After months of debugging, testing, testing, and testing we’ve found the cause for TCP packets going missing from our EC2 instances: it is a Xen issue apparently.
TCP packets flow normally and then, suddenly, it stops. Data from remote host to the cloud instance still flow, with TCP ACKs coming in from the cloud, but no downstream data. Nothing.
tshark captures show both ends’ sockets working as expected with retransmissions, except no data from the cloud propagates to the remote host. netstat shows thousands of bytes outgoing, but doesn’t decrease.
At first I assumed it was a bad-apple router in the path, but magically a rinetd tunnel to a different port did not make the issue appear.
What I should have realized earlier was that ifconfig clearly shows TX packets dropped, which should have made me check the kernel log file: /var/log/kern.log. This gave the root cause:
xen_netfront: xennet: skb rides the rocket: 19 slots
The root cause
It seems to be a Xen kernel module bug in kernels > 3.7 (according to this).
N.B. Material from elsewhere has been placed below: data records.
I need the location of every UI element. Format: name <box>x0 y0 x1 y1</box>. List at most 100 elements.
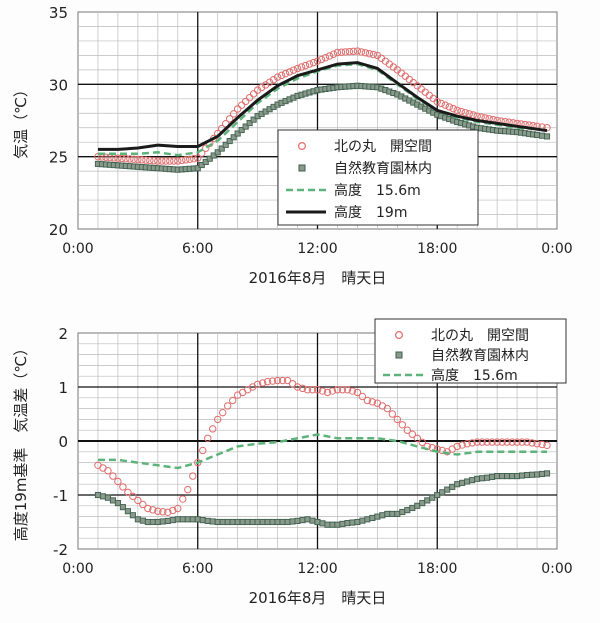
data-point-square <box>184 516 191 523</box>
x-axis-label: 2016年8月 晴天日 <box>249 589 387 607</box>
series-square <box>94 82 551 173</box>
data-point-circle <box>437 99 445 108</box>
data-point-circle <box>361 49 370 57</box>
data-point-square <box>264 518 271 526</box>
data-point-square <box>344 520 351 527</box>
data-point-circle <box>353 47 362 55</box>
data-point-square <box>229 518 236 526</box>
data-point-circle <box>253 86 262 94</box>
data-point-square <box>524 471 531 479</box>
y-axis-label: 高度19m基準 気温差（℃） <box>12 341 30 542</box>
data-point-circle <box>393 415 402 424</box>
y-tick-label: 25 <box>49 149 68 167</box>
data-point-circle <box>154 157 162 165</box>
data-point-circle <box>138 156 146 164</box>
legend-marker-circle <box>298 142 307 151</box>
y-tick-label: 0 <box>58 433 68 451</box>
data-point-circle <box>408 430 417 438</box>
legend-label: 高度 15.6m <box>334 182 421 199</box>
data-point-square <box>424 497 431 504</box>
data-point-square <box>114 500 121 507</box>
data-point-square <box>250 116 257 123</box>
series-circle <box>94 47 551 165</box>
data-point-square <box>543 470 551 477</box>
data-point-square <box>409 504 416 512</box>
data-point-circle <box>353 388 362 397</box>
data-point-square <box>289 518 296 525</box>
data-point-square <box>538 132 546 139</box>
data-point-circle <box>289 66 298 74</box>
legend-label: 自然教育園林内 <box>431 347 529 364</box>
data-point-square <box>169 517 176 524</box>
data-point-square <box>359 517 366 524</box>
data-point-circle <box>281 69 290 78</box>
data-point-circle <box>169 506 177 515</box>
data-point-circle <box>273 376 282 385</box>
data-point-circle <box>119 483 127 491</box>
data-point-circle <box>457 107 465 116</box>
x-tick-label: 0:00 <box>62 561 93 577</box>
data-point-square <box>454 481 461 488</box>
data-point-square <box>219 518 226 526</box>
data-point-circle <box>164 508 172 516</box>
data-point-circle <box>357 48 366 56</box>
data-point-square <box>214 518 221 526</box>
data-point-circle <box>225 115 234 123</box>
data-point-square <box>174 516 181 523</box>
data-point-circle <box>204 434 212 442</box>
data-point-square <box>230 134 237 141</box>
data-point-circle <box>269 76 278 84</box>
data-point-circle <box>228 396 237 405</box>
data-point-circle <box>209 425 217 433</box>
data-point-circle <box>237 101 246 109</box>
y-tick-label: 2 <box>58 325 68 343</box>
data-point-square <box>149 518 156 526</box>
data-point-circle <box>283 376 292 385</box>
data-point-circle <box>473 438 481 446</box>
data-point-circle <box>369 50 378 59</box>
x-tick-label: 12:00 <box>297 561 337 577</box>
data-point-circle <box>543 441 551 450</box>
data-point-circle <box>458 441 466 449</box>
data-point-square <box>274 518 281 526</box>
data-point-square <box>164 517 171 524</box>
data-point-circle <box>194 154 202 162</box>
data-point-circle <box>102 153 110 161</box>
data-point-circle <box>223 402 232 410</box>
data-point-circle <box>317 55 326 64</box>
data-point-circle <box>178 156 186 165</box>
x-axis-label: 2016年8月 晴天日 <box>249 269 387 287</box>
data-point-square <box>499 473 506 480</box>
data-point-circle <box>483 438 491 446</box>
legend-box <box>374 318 567 384</box>
data-point-circle <box>503 438 511 446</box>
data-point-circle <box>261 81 270 89</box>
data-point-square <box>364 516 371 523</box>
data-point-square <box>139 517 146 524</box>
data-point-square <box>394 510 401 517</box>
data-point-square <box>509 473 516 480</box>
data-point-circle <box>150 157 158 165</box>
data-point-square <box>374 513 381 520</box>
data-point-circle <box>388 410 397 418</box>
data-point-circle <box>328 387 337 395</box>
data-point-circle <box>162 157 170 165</box>
data-point-circle <box>182 156 190 164</box>
data-point-square <box>464 478 471 485</box>
data-point-square <box>199 517 206 524</box>
data-point-circle <box>293 64 302 73</box>
data-point-circle <box>453 442 461 451</box>
data-point-circle <box>258 379 267 387</box>
data-point-circle <box>478 438 486 446</box>
data-point-circle <box>297 63 306 71</box>
data-point-square <box>538 470 546 477</box>
data-point-square <box>218 145 225 152</box>
data-point-circle <box>403 426 412 434</box>
data-point-square <box>349 519 356 526</box>
data-point-circle <box>154 507 162 515</box>
temperature-difference-chart: 0:00 6:00 12:00 18:00 0:00 -2 -1 0 1 2 2016年8月 晴天日… <box>12 318 573 607</box>
data-point-circle <box>199 446 207 455</box>
data-point-square <box>279 518 286 526</box>
data-point-circle <box>253 380 262 388</box>
data-point-square <box>246 120 253 127</box>
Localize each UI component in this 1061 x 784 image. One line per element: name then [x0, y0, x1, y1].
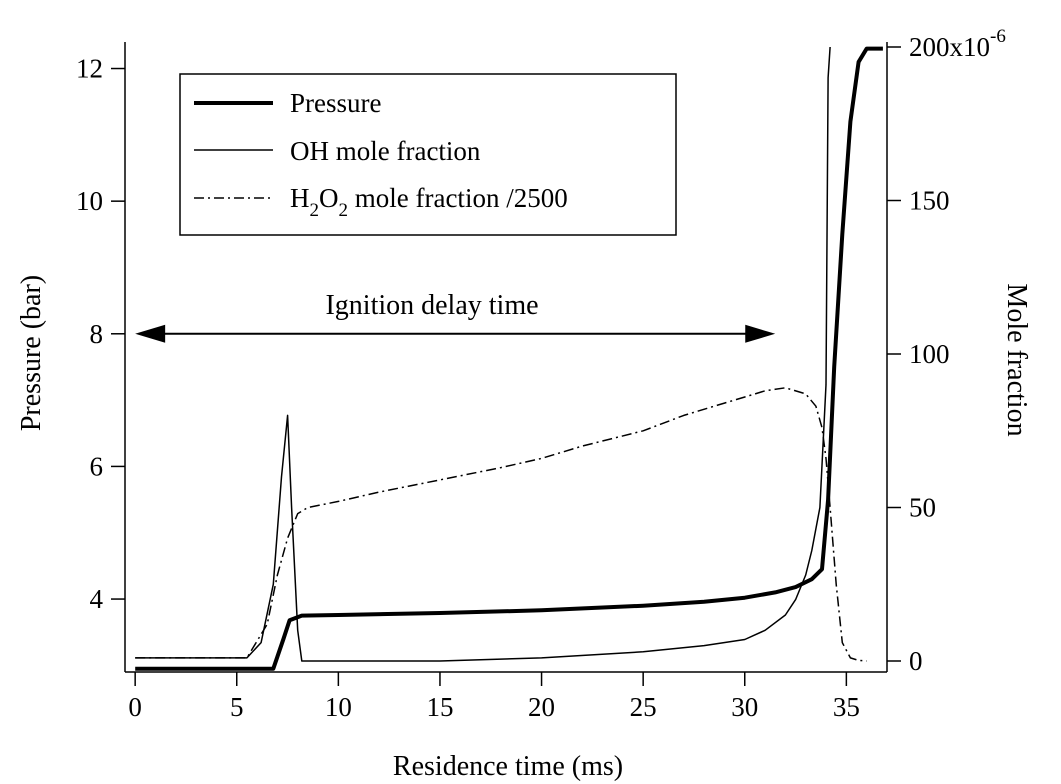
series-layer: [135, 46, 883, 671]
y-right-tick-exponent: -6: [990, 26, 1006, 47]
y-right-tick-label: 200x10-6: [909, 26, 1006, 62]
y-right-tick-label: 150: [909, 186, 950, 216]
h2o2-h: H: [290, 183, 310, 213]
x-tick-label: 30: [731, 692, 758, 722]
y-left-tick-label: 4: [90, 584, 104, 614]
legend: Pressure OH mole fraction H2O2 mole frac…: [179, 73, 677, 236]
x-tick-label: 20: [528, 692, 555, 722]
x-tick-label: 15: [426, 692, 453, 722]
h2o2-sub2: 2: [339, 200, 349, 221]
y-right-axis: 0 50 100 150 200x10-6: [887, 26, 1006, 676]
ignition-delay-annotation: Ignition delay time: [135, 286, 776, 343]
y-left-tick-label: 6: [90, 451, 104, 481]
y-left-axis: 4 6 8 10 12: [76, 54, 125, 614]
arrow-left-head: [135, 324, 166, 343]
series-pressure-line: [135, 46, 883, 671]
x-axis-title: Residence time (ms): [393, 751, 623, 782]
x-axis: 0 5 10 15 20 25 30 35: [128, 672, 860, 722]
legend-label-oh: OH mole fraction: [290, 136, 481, 166]
legend-box: [179, 73, 677, 236]
y-left-axis-title: Pressure (bar): [16, 275, 47, 431]
y-right-tick-label: 0: [909, 646, 923, 676]
ignition-delay-label: Ignition delay time: [325, 290, 538, 321]
y-left-tick-label: 8: [90, 319, 104, 349]
series-h2o2-line: [135, 387, 867, 662]
x-tick-label: 35: [833, 692, 860, 722]
y-right-tick-label: 50: [909, 493, 936, 523]
legend-label-h2o2: H2O2 mole fraction /2500: [290, 183, 568, 221]
h2o2-suffix: mole fraction /2500: [348, 183, 568, 213]
x-tick-label: 0: [128, 692, 142, 722]
ignition-delay-label-bg: [290, 286, 572, 322]
y-left-tick-label: 10: [76, 186, 103, 216]
y-right-axis-title: Mole fraction: [1001, 283, 1032, 436]
series-oh-line: [135, 46, 831, 662]
x-tick-label: 25: [630, 692, 657, 722]
y-right-tick-label: 100: [909, 339, 950, 369]
h2o2-sub1: 2: [310, 200, 320, 221]
x-tick-label: 10: [325, 692, 352, 722]
y-left-tick-label: 12: [76, 54, 103, 84]
legend-label-pressure: Pressure: [290, 88, 381, 118]
x-tick-label: 5: [230, 692, 244, 722]
arrow-right-head: [745, 324, 776, 343]
plot-frame: [124, 42, 888, 673]
h2o2-o: O: [319, 183, 339, 213]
The upstream discussion on Xen is here. Apparently some traffic leads to more skb slots, which leads to the kernel module dropping the packets. According to the Xen mailing list it seems that a linearization of the pages in the data is needed.
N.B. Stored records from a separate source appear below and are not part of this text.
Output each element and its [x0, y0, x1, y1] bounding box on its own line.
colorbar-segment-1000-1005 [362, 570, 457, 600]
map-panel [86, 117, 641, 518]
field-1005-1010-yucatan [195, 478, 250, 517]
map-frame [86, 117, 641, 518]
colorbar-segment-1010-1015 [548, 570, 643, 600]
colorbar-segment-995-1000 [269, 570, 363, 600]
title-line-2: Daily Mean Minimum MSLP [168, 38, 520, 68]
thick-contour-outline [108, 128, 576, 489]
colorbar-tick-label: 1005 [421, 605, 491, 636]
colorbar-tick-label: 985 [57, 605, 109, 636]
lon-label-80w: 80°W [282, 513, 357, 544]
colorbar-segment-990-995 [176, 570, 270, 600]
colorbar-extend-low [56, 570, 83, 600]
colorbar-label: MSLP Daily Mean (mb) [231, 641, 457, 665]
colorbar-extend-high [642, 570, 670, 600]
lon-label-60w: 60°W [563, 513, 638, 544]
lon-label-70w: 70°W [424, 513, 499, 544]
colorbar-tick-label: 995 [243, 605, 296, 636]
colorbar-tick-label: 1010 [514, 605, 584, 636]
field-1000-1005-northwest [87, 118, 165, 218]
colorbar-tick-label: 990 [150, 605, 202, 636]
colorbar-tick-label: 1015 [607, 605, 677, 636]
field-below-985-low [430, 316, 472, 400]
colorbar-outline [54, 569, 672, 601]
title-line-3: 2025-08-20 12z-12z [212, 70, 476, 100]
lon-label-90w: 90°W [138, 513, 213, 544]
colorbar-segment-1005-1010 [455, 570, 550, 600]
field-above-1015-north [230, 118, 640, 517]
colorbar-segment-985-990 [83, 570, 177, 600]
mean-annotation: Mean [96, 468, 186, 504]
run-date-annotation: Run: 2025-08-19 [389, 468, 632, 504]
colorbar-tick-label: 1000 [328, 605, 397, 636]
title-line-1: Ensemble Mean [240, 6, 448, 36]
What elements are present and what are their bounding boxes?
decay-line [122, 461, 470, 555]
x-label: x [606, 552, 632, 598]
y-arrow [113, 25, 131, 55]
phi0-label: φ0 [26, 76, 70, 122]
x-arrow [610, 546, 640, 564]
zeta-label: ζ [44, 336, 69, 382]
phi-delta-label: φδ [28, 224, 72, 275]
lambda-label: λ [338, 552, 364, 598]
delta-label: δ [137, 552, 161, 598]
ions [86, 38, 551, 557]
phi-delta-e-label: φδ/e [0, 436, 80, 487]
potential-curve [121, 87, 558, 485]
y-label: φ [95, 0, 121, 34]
Until the Xen upstream issue is fixed and backported to the kernels on the EC2 Linux distributions a workaround may be used. Disabling TCP segmentation offloading and generic segmentation offloading does the trick.
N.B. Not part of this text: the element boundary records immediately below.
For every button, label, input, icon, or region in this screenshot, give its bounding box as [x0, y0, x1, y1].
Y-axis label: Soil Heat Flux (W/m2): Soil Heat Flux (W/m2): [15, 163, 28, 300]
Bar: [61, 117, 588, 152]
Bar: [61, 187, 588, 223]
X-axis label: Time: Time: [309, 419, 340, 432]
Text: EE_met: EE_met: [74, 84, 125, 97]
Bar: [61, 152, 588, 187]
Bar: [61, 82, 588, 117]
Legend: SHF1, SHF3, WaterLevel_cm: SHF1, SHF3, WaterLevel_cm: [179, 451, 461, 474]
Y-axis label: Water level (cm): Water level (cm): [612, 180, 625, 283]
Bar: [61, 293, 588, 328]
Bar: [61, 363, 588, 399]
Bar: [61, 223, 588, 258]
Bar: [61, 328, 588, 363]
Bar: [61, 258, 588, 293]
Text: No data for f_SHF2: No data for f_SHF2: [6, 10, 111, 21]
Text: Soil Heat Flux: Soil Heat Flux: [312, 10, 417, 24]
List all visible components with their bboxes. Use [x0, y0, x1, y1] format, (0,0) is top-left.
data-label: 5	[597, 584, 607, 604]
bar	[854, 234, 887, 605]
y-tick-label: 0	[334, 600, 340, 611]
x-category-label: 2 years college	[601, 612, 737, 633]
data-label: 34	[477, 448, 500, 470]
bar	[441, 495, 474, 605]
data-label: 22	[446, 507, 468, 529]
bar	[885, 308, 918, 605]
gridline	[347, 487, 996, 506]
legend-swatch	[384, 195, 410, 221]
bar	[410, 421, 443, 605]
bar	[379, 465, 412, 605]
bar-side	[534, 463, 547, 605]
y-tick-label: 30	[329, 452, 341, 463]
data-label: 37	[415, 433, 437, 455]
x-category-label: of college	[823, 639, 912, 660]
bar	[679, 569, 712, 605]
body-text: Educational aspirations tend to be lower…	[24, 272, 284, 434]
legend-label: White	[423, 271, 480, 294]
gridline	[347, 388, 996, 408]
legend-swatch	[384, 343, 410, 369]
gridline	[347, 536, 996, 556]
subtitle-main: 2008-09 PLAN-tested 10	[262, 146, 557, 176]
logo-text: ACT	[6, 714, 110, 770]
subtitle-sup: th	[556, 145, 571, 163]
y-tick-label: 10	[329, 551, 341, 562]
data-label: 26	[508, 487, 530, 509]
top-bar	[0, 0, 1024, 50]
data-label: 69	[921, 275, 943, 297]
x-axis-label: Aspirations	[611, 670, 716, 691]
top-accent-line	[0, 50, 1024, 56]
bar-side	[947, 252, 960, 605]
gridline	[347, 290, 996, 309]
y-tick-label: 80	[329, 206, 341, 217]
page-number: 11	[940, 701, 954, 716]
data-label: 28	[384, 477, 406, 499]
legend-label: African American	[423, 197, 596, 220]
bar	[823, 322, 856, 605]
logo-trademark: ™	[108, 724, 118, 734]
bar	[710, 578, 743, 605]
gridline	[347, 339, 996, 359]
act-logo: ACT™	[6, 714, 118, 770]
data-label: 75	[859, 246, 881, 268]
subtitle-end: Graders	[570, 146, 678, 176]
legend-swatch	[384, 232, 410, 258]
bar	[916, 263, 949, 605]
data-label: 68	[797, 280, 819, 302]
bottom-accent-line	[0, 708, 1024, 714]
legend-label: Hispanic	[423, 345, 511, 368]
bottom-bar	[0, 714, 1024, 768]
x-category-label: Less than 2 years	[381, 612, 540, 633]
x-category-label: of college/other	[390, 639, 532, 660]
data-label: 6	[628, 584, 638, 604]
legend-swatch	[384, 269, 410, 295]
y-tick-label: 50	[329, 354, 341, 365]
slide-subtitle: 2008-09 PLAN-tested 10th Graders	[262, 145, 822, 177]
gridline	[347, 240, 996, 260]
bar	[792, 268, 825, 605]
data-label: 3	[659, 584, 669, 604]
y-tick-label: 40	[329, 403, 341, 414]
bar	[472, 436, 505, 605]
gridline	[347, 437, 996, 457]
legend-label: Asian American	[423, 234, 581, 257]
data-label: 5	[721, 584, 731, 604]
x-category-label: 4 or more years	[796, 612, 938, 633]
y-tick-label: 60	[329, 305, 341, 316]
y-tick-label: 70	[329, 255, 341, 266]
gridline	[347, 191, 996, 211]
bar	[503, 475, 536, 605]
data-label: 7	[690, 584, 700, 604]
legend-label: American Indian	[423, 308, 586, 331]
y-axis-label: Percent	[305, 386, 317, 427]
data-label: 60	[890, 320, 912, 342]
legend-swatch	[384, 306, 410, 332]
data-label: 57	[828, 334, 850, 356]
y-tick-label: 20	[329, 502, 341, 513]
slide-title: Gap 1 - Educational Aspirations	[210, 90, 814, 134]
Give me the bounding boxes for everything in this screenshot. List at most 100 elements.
sudo ethtool -K eth0 tso off gso off
It may, however, have a performance impact, but so far we haven’t noticed any issues.
After thinking some black magic was involved it seems, once again, that there is always a logical explanation. The strangest of all was that the rinetd tunnel didn’t have the same behavior. In retrospect it must be due to the traffic “fingerprint” being different and not causing the excess skb slots.
If you’ve found this post useful or are struggling with something similar, please leave a comment.
EDIT: Wed, March 4, 2015
It seems that the kernel was updated with a fix as can be seen here. I will stop the workaround and see if the problem has in fact been fixed in the near future.
EDIT: Fri, September 4, 2015
I can confirm that the issue is not present anymore. Tested on Ubuntu 15.04.